За эту операцию руководство поощрило Соколова именными часами, на сорок рублей раскололось, но заслуги Толи отметило. Хотели еще в газете о такой уникальной операции рассказать, но нынешний господин губернатор в те годы стоял на совершенно иных позициях. В самом деле, как могла газета, этот предмет идеологического воспитания народа, рассказать о таком деле? Никак не могла, потому что происшествие явно не из практики народа, строящего коммунизм, оно больше под рубрику «Их нравы» просилось.
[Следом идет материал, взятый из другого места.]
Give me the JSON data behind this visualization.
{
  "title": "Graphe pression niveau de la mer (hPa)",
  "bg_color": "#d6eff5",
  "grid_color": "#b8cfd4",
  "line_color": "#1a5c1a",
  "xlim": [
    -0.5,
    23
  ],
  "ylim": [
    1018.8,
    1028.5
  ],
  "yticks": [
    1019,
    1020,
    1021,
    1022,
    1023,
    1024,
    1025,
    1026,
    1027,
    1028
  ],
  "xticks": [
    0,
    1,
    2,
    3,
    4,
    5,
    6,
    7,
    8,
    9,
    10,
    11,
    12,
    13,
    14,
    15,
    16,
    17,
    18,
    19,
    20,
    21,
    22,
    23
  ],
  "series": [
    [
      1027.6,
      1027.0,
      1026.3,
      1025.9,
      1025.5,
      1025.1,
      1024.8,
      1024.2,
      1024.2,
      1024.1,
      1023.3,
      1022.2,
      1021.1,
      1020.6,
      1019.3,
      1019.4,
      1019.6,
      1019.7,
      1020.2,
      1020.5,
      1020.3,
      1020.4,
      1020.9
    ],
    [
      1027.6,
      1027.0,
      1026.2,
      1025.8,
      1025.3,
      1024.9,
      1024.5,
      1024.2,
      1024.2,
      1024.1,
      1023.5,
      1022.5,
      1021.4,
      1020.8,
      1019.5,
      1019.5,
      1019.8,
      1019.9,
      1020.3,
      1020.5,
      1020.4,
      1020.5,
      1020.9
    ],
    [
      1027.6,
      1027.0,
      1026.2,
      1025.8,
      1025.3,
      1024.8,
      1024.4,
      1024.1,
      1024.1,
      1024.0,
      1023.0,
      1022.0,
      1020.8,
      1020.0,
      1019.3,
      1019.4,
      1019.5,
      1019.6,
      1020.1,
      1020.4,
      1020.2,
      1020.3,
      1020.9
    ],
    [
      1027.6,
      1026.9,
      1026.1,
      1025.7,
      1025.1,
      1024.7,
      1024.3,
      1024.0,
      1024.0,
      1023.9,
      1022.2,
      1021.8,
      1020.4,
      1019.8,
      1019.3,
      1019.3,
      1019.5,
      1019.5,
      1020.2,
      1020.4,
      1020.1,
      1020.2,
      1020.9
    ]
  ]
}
Разве мог Сокол даже предположить, что его судьбу изменят вовсе не те бандюги, которые в сердцах клялись ему — не жить тебе, мент поганый, век свободы не видать, выйдем из кичи — на нож возьмем. Уголовники бросались такими словами от отчаяния и не собирались мстить Толе, потому что он не нарушал правила игры, установленной рамками закона. Судьбу Сокола изменили его коллеги, которым он мешал брать в полную силу. Подставили менты Сокола, подрезали ему крылья и под такую статью подвели — дальше стенки некуда. Видимо, Толя прекрасно знал, чего стоит наше правосудие, хотя о его гуманности что-то и рассказывал подследственным. Улетел Сокол, чтобы переждать, доказать свою правоту, когда охота за ним поутихнет. Только не учел, что его коллеги — не бандюги, с которыми дело привык иметь. И погиб Сокол в перестрелке в Азербайджане, ушел на тот свет беглым преступником, а не честным ментом, и не играли над его могилой гимнов под торжественный салют.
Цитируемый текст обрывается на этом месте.